Jesus follows this up with a parable, and we need to understand a little bit of the historical context. In Biblical times and literature, barns “symbolize an accumulation of wealth; they are the best attempt humans make to survive, control, and master their world. . . . When Jesus uses these examples, it is primarily to contrast human security with divine provision,” that is, with trust that God will provide.

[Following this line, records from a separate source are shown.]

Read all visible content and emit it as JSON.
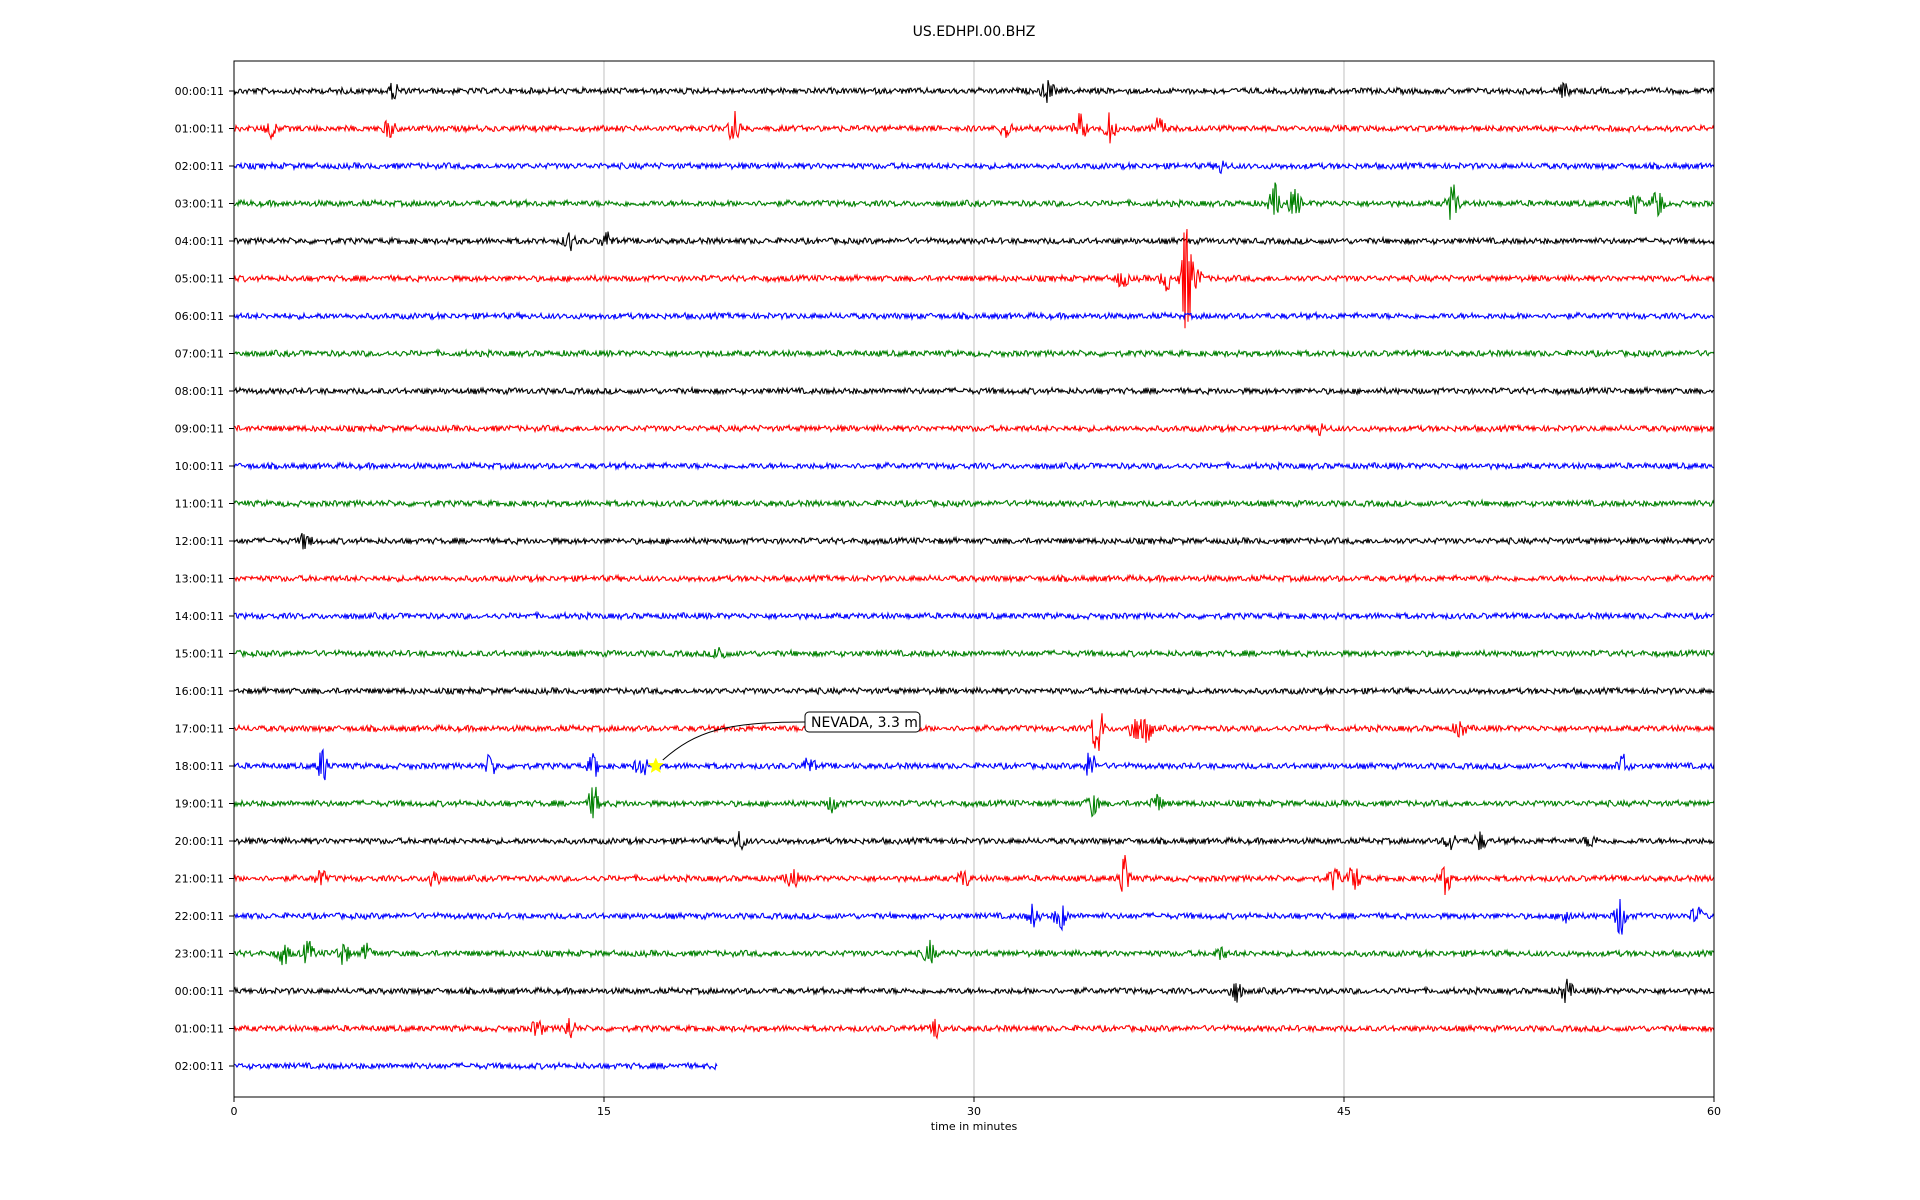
{
  "chart_data": {
    "type": "line",
    "title": "US.EDHPI.00.BHZ",
    "xlabel": "time in minutes",
    "ylabel": "",
    "xlim": [
      0,
      60
    ],
    "x_ticks": [
      "0",
      "15",
      "30",
      "45",
      "60"
    ],
    "x_tick_values": [
      0,
      15,
      30,
      45,
      60
    ],
    "grid": "vertical",
    "trace_colors": [
      "#000000",
      "#ff0000",
      "#0000ff",
      "#008000"
    ],
    "traces": [
      {
        "label": "00:00:11",
        "end": 60,
        "events": [
          [
            6.5,
            0.3
          ],
          [
            33,
            0.4
          ],
          [
            54,
            0.3
          ]
        ]
      },
      {
        "label": "01:00:11",
        "end": 60,
        "events": [
          [
            1.5,
            0.3
          ],
          [
            6.3,
            0.3
          ],
          [
            20.3,
            0.6
          ],
          [
            31.3,
            0.3
          ],
          [
            34.3,
            0.5
          ],
          [
            35.5,
            0.5
          ],
          [
            37.5,
            0.4
          ]
        ]
      },
      {
        "label": "02:00:11",
        "end": 60,
        "events": [
          [
            40,
            0.2
          ]
        ]
      },
      {
        "label": "03:00:11",
        "end": 60,
        "events": [
          [
            42.2,
            0.6
          ],
          [
            43,
            0.5
          ],
          [
            49.4,
            0.7
          ],
          [
            56.8,
            0.3
          ],
          [
            57.7,
            0.6
          ]
        ]
      },
      {
        "label": "04:00:11",
        "end": 60,
        "events": [
          [
            13.6,
            0.3
          ],
          [
            15.1,
            0.3
          ]
        ]
      },
      {
        "label": "05:00:11",
        "end": 60,
        "events": [
          [
            36,
            0.3
          ],
          [
            37.8,
            0.4
          ],
          [
            38.6,
            2.0
          ],
          [
            39,
            0.4
          ]
        ]
      },
      {
        "label": "06:00:11",
        "end": 60,
        "events": []
      },
      {
        "label": "07:00:11",
        "end": 60,
        "events": []
      },
      {
        "label": "08:00:11",
        "end": 60,
        "events": []
      },
      {
        "label": "09:00:11",
        "end": 60,
        "events": [
          [
            44,
            0.2
          ]
        ]
      },
      {
        "label": "10:00:11",
        "end": 60,
        "events": []
      },
      {
        "label": "11:00:11",
        "end": 60,
        "events": []
      },
      {
        "label": "12:00:11",
        "end": 60,
        "events": [
          [
            2.9,
            0.3
          ]
        ]
      },
      {
        "label": "13:00:11",
        "end": 60,
        "events": []
      },
      {
        "label": "14:00:11",
        "end": 60,
        "events": []
      },
      {
        "label": "15:00:11",
        "end": 60,
        "events": [
          [
            19.7,
            0.3
          ]
        ]
      },
      {
        "label": "16:00:11",
        "end": 60,
        "events": []
      },
      {
        "label": "17:00:11",
        "end": 60,
        "events": [
          [
            35,
            1.0
          ],
          [
            36.5,
            0.5
          ],
          [
            37,
            0.5
          ],
          [
            49.7,
            0.3
          ]
        ]
      },
      {
        "label": "18:00:11",
        "end": 60,
        "events": [
          [
            3.6,
            0.6
          ],
          [
            10.4,
            0.4
          ],
          [
            14.6,
            0.4
          ],
          [
            16.5,
            0.4
          ],
          [
            23.3,
            0.3
          ],
          [
            34.7,
            0.5
          ],
          [
            56.3,
            0.4
          ]
        ]
      },
      {
        "label": "19:00:11",
        "end": 60,
        "events": [
          [
            14.6,
            0.6
          ],
          [
            24.3,
            0.3
          ],
          [
            34.8,
            0.4
          ],
          [
            37.4,
            0.3
          ]
        ]
      },
      {
        "label": "20:00:11",
        "end": 60,
        "events": [
          [
            20.5,
            0.3
          ],
          [
            49.3,
            0.3
          ],
          [
            50.5,
            0.3
          ],
          [
            55,
            0.2
          ]
        ]
      },
      {
        "label": "21:00:11",
        "end": 60,
        "events": [
          [
            3.5,
            0.3
          ],
          [
            8.1,
            0.4
          ],
          [
            22.6,
            0.4
          ],
          [
            29.6,
            0.3
          ],
          [
            36.1,
            0.8
          ],
          [
            44.6,
            0.4
          ],
          [
            45.4,
            0.5
          ],
          [
            49.1,
            0.5
          ]
        ]
      },
      {
        "label": "22:00:11",
        "end": 60,
        "events": [
          [
            32.4,
            0.4
          ],
          [
            33.5,
            0.5
          ],
          [
            54,
            0.3
          ],
          [
            56.2,
            0.7
          ],
          [
            59.3,
            0.3
          ]
        ]
      },
      {
        "label": "23:00:11",
        "end": 60,
        "events": [
          [
            2,
            0.4
          ],
          [
            3,
            0.4
          ],
          [
            4.4,
            0.4
          ],
          [
            5.4,
            0.3
          ],
          [
            28.2,
            0.4
          ],
          [
            40,
            0.2
          ]
        ]
      },
      {
        "label": "00:00:11",
        "end": 60,
        "events": [
          [
            40.6,
            0.4
          ],
          [
            54,
            0.4
          ]
        ]
      },
      {
        "label": "01:00:11",
        "end": 60,
        "events": [
          [
            12.3,
            0.3
          ],
          [
            13.6,
            0.4
          ],
          [
            28.5,
            0.3
          ]
        ]
      },
      {
        "label": "02:00:11",
        "end": 19.6,
        "events": []
      }
    ],
    "annotations": [
      {
        "text": "NEVADA, 3.3 ml",
        "trace_index": 18,
        "x": 17.1,
        "marker": "star",
        "marker_color": "#ffff00"
      }
    ]
  }
}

Only the rich and the well-to-done can have barns; those who are struggling to make a living can’t store up anything. The rich man in the parable already had barns: in other words, he was already doing just fine financially. Rather than use that extra wealth to help the poor or to provide for the needy, he decided just to hold on to it and keep them for himself. Perhaps no other parable is as filled with greed as this one: the rich man uses eleven personal pronouns in three verses. Those goods could have helped him get to heaven; instead, he decides to hoard even more. He stored up treasure for himself, says Jesus, but wasn’t rich in what mattered to God. The word used to describe him, “You fool,” literally means “one without perspective,” one who can’t act well because he doesn’t see things rightly.

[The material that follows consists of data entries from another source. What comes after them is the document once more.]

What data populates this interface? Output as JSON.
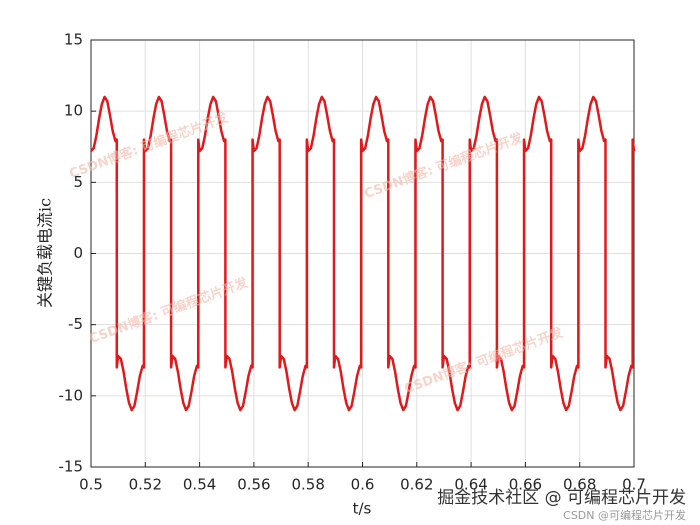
{
  "chart_data": {
    "type": "line",
    "xlabel": "t/s",
    "ylabel": "关键负载电流ic",
    "xlim": [
      0.5,
      0.7
    ],
    "ylim": [
      -15,
      15
    ],
    "xticks": [
      0.5,
      0.52,
      0.54,
      0.56,
      0.58,
      0.6,
      0.62,
      0.64,
      0.66,
      0.68,
      0.7
    ],
    "yticks": [
      -15,
      -10,
      -5,
      0,
      5,
      10,
      15
    ],
    "grid": true,
    "color": "#e0191b",
    "watermarks": [
      "CSDN博客: 可编程芯片开发",
      "掘金技术社区 @ 可编程芯片开发",
      "CSDN @可编程芯片开发"
    ],
    "x": [
      0.5,
      0.501,
      0.502,
      0.503,
      0.504,
      0.505,
      0.506,
      0.507,
      0.508,
      0.509,
      0.5095,
      0.5095,
      0.51,
      0.511,
      0.512,
      0.513,
      0.514,
      0.515,
      0.516,
      0.517,
      0.518,
      0.519,
      0.5195,
      0.5195,
      0.52,
      0.521,
      0.522,
      0.523,
      0.524,
      0.525,
      0.526,
      0.527,
      0.528,
      0.529,
      0.5295,
      0.5295,
      0.53,
      0.531,
      0.532,
      0.533,
      0.534,
      0.535,
      0.536,
      0.537,
      0.538,
      0.539,
      0.5395,
      0.5395,
      0.54,
      0.541,
      0.542,
      0.543,
      0.544,
      0.545,
      0.546,
      0.547,
      0.548,
      0.549,
      0.5495,
      0.5495,
      0.55,
      0.551,
      0.552,
      0.553,
      0.554,
      0.555,
      0.556,
      0.557,
      0.558,
      0.559,
      0.5595,
      0.5595,
      0.56,
      0.561,
      0.562,
      0.563,
      0.564,
      0.565,
      0.566,
      0.567,
      0.568,
      0.569,
      0.5695,
      0.5695,
      0.57,
      0.571,
      0.572,
      0.573,
      0.574,
      0.575,
      0.576,
      0.577,
      0.578,
      0.579,
      0.5795,
      0.5795,
      0.58,
      0.581,
      0.582,
      0.583,
      0.584,
      0.585,
      0.586,
      0.587,
      0.588,
      0.589,
      0.5895,
      0.5895,
      0.59,
      0.591,
      0.592,
      0.593,
      0.594,
      0.595,
      0.596,
      0.597,
      0.598,
      0.599,
      0.5995,
      0.5995,
      0.6,
      0.601,
      0.602,
      0.603,
      0.604,
      0.605,
      0.606,
      0.607,
      0.608,
      0.609,
      0.6095,
      0.6095,
      0.61,
      0.611,
      0.612,
      0.613,
      0.614,
      0.615,
      0.616,
      0.617,
      0.618,
      0.619,
      0.6195,
      0.6195,
      0.62,
      0.621,
      0.622,
      0.623,
      0.624,
      0.625,
      0.626,
      0.627,
      0.628,
      0.629,
      0.6295,
      0.6295,
      0.63,
      0.631,
      0.632,
      0.633,
      0.634,
      0.635,
      0.636,
      0.637,
      0.638,
      0.639,
      0.6395,
      0.6395,
      0.64,
      0.641,
      0.642,
      0.643,
      0.644,
      0.645,
      0.646,
      0.647,
      0.648,
      0.649,
      0.6495,
      0.6495,
      0.65,
      0.651,
      0.652,
      0.653,
      0.654,
      0.655,
      0.656,
      0.657,
      0.658,
      0.659,
      0.6595,
      0.6595,
      0.66,
      0.661,
      0.662,
      0.663,
      0.664,
      0.665,
      0.666,
      0.667,
      0.668,
      0.669,
      0.6695,
      0.6695,
      0.67,
      0.671,
      0.672,
      0.673,
      0.674,
      0.675,
      0.676,
      0.677,
      0.678,
      0.679,
      0.6795,
      0.6795,
      0.68,
      0.681,
      0.682,
      0.683,
      0.684,
      0.685,
      0.686,
      0.687,
      0.688,
      0.689,
      0.6895,
      0.6895,
      0.69,
      0.691,
      0.692,
      0.693,
      0.694,
      0.695,
      0.696,
      0.697,
      0.698,
      0.699,
      0.6995,
      0.6995,
      0.7
    ],
    "values": [
      7.2,
      7.4,
      8.3,
      9.5,
      10.5,
      11.0,
      10.7,
      9.7,
      8.6,
      7.9,
      8.0,
      -8.0,
      -7.2,
      -7.4,
      -8.3,
      -9.5,
      -10.5,
      -11.0,
      -10.7,
      -9.7,
      -8.6,
      -7.9,
      -8.0,
      8.0,
      7.2,
      7.4,
      8.3,
      9.5,
      10.5,
      11.0,
      10.7,
      9.7,
      8.6,
      7.9,
      8.0,
      -8.0,
      -7.2,
      -7.4,
      -8.3,
      -9.5,
      -10.5,
      -11.0,
      -10.7,
      -9.7,
      -8.6,
      -7.9,
      -8.0,
      8.0,
      7.2,
      7.4,
      8.3,
      9.5,
      10.5,
      11.0,
      10.7,
      9.7,
      8.6,
      7.9,
      8.0,
      -8.0,
      -7.2,
      -7.4,
      -8.3,
      -9.5,
      -10.5,
      -11.0,
      -10.7,
      -9.7,
      -8.6,
      -7.9,
      -8.0,
      8.0,
      7.2,
      7.4,
      8.3,
      9.5,
      10.5,
      11.0,
      10.7,
      9.7,
      8.6,
      7.9,
      8.0,
      -8.0,
      -7.2,
      -7.4,
      -8.3,
      -9.5,
      -10.5,
      -11.0,
      -10.7,
      -9.7,
      -8.6,
      -7.9,
      -8.0,
      8.0,
      7.2,
      7.4,
      8.3,
      9.5,
      10.5,
      11.0,
      10.7,
      9.7,
      8.6,
      7.9,
      8.0,
      -8.0,
      -7.2,
      -7.4,
      -8.3,
      -9.5,
      -10.5,
      -11.0,
      -10.7,
      -9.7,
      -8.6,
      -7.9,
      -8.0,
      8.0,
      7.2,
      7.4,
      8.3,
      9.5,
      10.5,
      11.0,
      10.7,
      9.7,
      8.6,
      7.9,
      8.0,
      -8.0,
      -7.2,
      -7.4,
      -8.3,
      -9.5,
      -10.5,
      -11.0,
      -10.7,
      -9.7,
      -8.6,
      -7.9,
      -8.0,
      8.0,
      7.2,
      7.4,
      8.3,
      9.5,
      10.5,
      11.0,
      10.7,
      9.7,
      8.6,
      7.9,
      8.0,
      -8.0,
      -7.2,
      -7.4,
      -8.3,
      -9.5,
      -10.5,
      -11.0,
      -10.7,
      -9.7,
      -8.6,
      -7.9,
      -8.0,
      8.0,
      7.2,
      7.4,
      8.3,
      9.5,
      10.5,
      11.0,
      10.7,
      9.7,
      8.6,
      7.9,
      8.0,
      -8.0,
      -7.2,
      -7.4,
      -8.3,
      -9.5,
      -10.5,
      -11.0,
      -10.7,
      -9.7,
      -8.6,
      -7.9,
      -8.0,
      8.0,
      7.2,
      7.4,
      8.3,
      9.5,
      10.5,
      11.0,
      10.7,
      9.7,
      8.6,
      7.9,
      8.0,
      -8.0,
      -7.2,
      -7.4,
      -8.3,
      -9.5,
      -10.5,
      -11.0,
      -10.7,
      -9.7,
      -8.6,
      -7.9,
      -8.0,
      8.0,
      7.2,
      7.4,
      8.3,
      9.5,
      10.5,
      11.0,
      10.7,
      9.7,
      8.6,
      7.9,
      8.0,
      -8.0,
      -7.2,
      -7.4,
      -8.3,
      -9.5,
      -10.5,
      -11.0,
      -10.7,
      -9.7,
      -8.6,
      -7.9,
      -8.0,
      8.0,
      7.2
    ]
  }
}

What does matter to God? On one hand, it’s to use the things that we’ve been given, whether that’s money, talents, a good reputation, anything, to help bring others to God. On the other hand, instead of trusting in ourselves and what we can store up, it means trusting that God will look after us; we don’t need to trust in things for security.

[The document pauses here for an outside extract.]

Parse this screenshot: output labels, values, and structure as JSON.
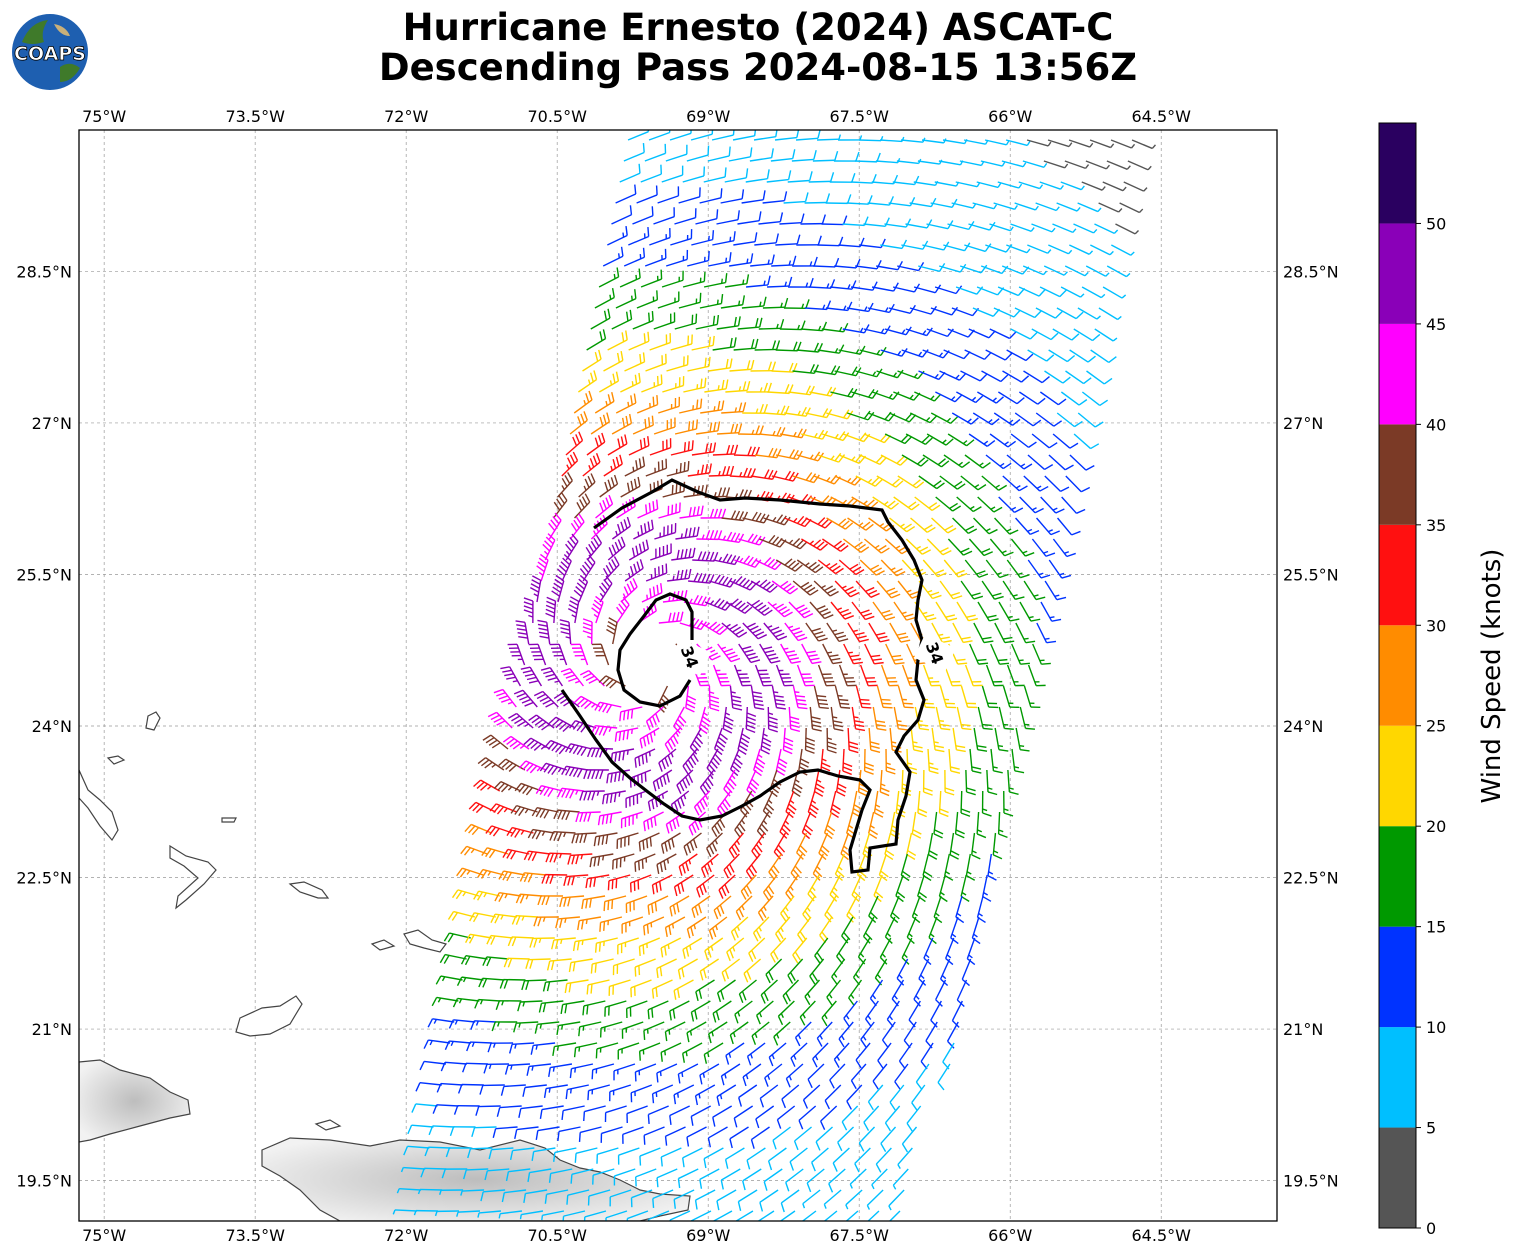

Notice that in the Bible, we never call God the “Divine Mathematician,” and aside from the specific measurements for things like the Ark and the temple (which, it should be noted, were not standard measurements, since they were things like the length of an arm, or the span of a palm), God doesn’t do much insisting on numbers. David was punished for taking a census, because he was trying to place his trust in numbers and statistics. On the other hand, in the book of Judges [7:1-25] Gideon started out with 32,000 soldiers, and yet God kept sending them home until with 300 Gideon defeated the enemies of Israel. The divine economy is far different from the human one, and it means that even if we think that we don’t have the capacity to become great saints, if we trust in God, rather than in ourselves and in things, we really can become great saints, if only we put our trust in Him. We can ask ourselves: do I put my trust in things rather than in God? How much do I really trust in Him?
Today, let us ask for the grace, through the intercession of Mary, Queen of Heaven and Earth, and Saint Ignatius of Antioch, to free ourselves from the chains that keep us bound to things, so that we can become rich in the things that matter to God.